Qui pouvait croire que les cinq premières années de l’indépendance allaient signer l’entrée du grand Congo dans un gouffre sans fin ? Qui
pouvait penser que Mobutu, arrivé au pouvoir en novembre 1965, allait l’enfoncer davantage dans le tunnel de la pauvreté, au terme d’une
courte embellie marquée par des slogans du genre « Retroussons les manches »… « Agriculture priorité des priorités » … « Salongo alinga
mosala »… « Objectif ‘80 » … « Rien ne sera plus comme avant » … « Tout doit changer, tout va changer » ?

Mobutu parti, ses successeurs ne semblent pas avoir tiré les leçons de la dictature, de la mal gouvernance, des injustices sociales, de la
justice à la tête du client, de la corruption, de l’impunité des criminels économiques, de la politisation de l’administration publique
et des entreprises du Portefeuille, du non respect des droits de l’homme, du coulage des recettes publiques, du pillage des ressources
naturelles, de l’enclavement continu du pays, de la non modernisation des infrastructures de base, de la culture des investissements de
prestige, du culte des personnes, du tribalisme, du régionalisme, etc.

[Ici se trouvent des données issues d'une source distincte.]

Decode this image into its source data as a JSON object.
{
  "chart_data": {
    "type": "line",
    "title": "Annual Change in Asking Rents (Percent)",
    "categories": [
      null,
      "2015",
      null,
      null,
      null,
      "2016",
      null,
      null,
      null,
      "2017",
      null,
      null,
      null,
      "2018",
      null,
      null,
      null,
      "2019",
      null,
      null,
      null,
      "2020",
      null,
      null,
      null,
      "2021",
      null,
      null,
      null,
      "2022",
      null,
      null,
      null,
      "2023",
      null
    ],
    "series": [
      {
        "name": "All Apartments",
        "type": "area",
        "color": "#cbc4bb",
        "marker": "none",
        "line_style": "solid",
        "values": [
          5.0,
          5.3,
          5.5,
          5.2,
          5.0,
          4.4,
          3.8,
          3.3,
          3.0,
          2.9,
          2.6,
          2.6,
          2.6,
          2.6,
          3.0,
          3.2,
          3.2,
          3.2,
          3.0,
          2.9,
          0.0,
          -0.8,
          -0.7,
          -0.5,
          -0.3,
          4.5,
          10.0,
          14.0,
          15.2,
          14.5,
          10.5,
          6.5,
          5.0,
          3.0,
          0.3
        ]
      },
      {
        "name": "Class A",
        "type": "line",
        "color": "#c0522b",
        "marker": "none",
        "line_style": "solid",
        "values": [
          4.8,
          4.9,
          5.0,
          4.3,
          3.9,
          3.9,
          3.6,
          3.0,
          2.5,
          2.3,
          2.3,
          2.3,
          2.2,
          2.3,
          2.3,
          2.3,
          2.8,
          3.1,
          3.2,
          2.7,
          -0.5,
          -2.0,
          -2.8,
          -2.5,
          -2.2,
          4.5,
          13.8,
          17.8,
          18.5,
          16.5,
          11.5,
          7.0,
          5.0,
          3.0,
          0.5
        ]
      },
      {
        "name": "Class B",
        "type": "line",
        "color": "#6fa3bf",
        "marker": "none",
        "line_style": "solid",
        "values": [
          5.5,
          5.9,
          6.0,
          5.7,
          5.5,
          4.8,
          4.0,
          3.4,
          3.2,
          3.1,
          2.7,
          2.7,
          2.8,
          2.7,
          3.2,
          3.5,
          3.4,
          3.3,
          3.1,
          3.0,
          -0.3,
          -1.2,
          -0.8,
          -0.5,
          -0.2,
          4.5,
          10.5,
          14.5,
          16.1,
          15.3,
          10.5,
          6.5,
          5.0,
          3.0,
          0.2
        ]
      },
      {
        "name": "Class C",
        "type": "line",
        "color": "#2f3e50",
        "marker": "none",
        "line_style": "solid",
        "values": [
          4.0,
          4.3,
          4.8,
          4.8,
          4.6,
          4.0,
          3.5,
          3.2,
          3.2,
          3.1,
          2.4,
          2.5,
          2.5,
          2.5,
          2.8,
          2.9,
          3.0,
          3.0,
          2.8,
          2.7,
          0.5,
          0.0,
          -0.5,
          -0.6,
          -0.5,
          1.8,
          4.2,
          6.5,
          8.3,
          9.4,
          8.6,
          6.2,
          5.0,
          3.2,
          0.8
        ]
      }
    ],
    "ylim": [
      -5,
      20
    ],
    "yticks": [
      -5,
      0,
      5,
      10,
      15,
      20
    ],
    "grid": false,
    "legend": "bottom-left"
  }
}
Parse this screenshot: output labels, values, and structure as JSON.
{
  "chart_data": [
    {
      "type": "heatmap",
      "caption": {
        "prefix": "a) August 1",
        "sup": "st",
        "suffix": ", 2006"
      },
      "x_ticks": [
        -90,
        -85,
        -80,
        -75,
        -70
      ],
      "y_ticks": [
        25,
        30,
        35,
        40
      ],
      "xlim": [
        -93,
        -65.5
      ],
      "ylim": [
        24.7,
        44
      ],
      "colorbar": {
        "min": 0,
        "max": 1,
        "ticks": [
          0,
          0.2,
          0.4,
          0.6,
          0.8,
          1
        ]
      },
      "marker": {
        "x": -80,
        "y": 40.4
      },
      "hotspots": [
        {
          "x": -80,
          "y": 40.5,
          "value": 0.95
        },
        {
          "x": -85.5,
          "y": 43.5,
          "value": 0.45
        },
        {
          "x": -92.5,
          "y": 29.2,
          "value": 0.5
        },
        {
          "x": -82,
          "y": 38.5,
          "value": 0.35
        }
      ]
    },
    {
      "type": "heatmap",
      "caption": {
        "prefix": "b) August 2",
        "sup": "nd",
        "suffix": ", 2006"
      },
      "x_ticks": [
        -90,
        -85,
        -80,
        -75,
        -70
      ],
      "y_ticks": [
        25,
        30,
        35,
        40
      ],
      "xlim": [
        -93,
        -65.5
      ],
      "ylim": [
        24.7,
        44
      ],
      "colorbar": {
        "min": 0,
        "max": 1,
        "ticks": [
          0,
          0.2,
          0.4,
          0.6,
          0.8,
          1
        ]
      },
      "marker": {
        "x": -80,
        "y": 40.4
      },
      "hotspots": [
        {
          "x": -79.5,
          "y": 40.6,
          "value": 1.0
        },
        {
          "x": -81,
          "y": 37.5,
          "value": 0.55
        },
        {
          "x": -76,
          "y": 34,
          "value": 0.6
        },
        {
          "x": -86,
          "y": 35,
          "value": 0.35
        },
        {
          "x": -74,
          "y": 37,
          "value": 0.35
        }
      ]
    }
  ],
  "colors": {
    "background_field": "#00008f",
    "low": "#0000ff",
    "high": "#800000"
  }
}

Bien que condamnées avec force dans les discours, les antivaleurs continent largement partagées entre Congolais. Les besoins sociaux de
base ne sont toujours pas satisfaits, au point que les Congolais de 2016 en sont réduits à l’éternelle main tendue vers l’extérieur. Comme
au lendemain de l’indépendance, la démocratie peine à s’installer.

L’alternance au pouvoir est perçue comme une guerre mortelle entre clans politiques. Comme il y a 56 ans, l’arbitrage extérieur est
fortement réclamé pour départager les protagonistes politiques. Plus que jamais incertains du lendemain, des millions de compatriotes ne
savent pas ce que leur réserve le futur immédiat.

Et, pendant que les politiciens s’entredéchirent, le pays va mal économiquement et financièrement. Le 30 juin 2016, l’écrasante majorité de notre peuple va fêter dans la «méditation», avec dans sa tête des images du chômage, de la famine, des routes impraticables, de naufrages d’embarcations dans le fleuve Congo et ses affluents, de crash d’avions, de faillites d’entreprises publiques et privées, de taxi-bus 207 « Esprit de mort » toujours maîtres du transport en commun, de politiciens grassement payés face aux fonctionnaires gratifiés de salaires de misère, d’étudiants sans bourses et entassés par milliers dans des auditoires, d’élèves perdus dans des salles de classes sans tableaux noirs ni bancs, d’enfants de la rue incontournables dans les agglomérations urbaines, de « Kuluna » en bandes organisées, de filles mères prêtes à vendre leurs charmes à vil prix, etc. L’amer constat est implacable : on n’a pas bâti un pays plus beau qu’avant. Bien au contraire, les gouvernants du Congo ont réussi l’exploit de faire ce «scandale géologique» un des pays les plus endettés de la planète.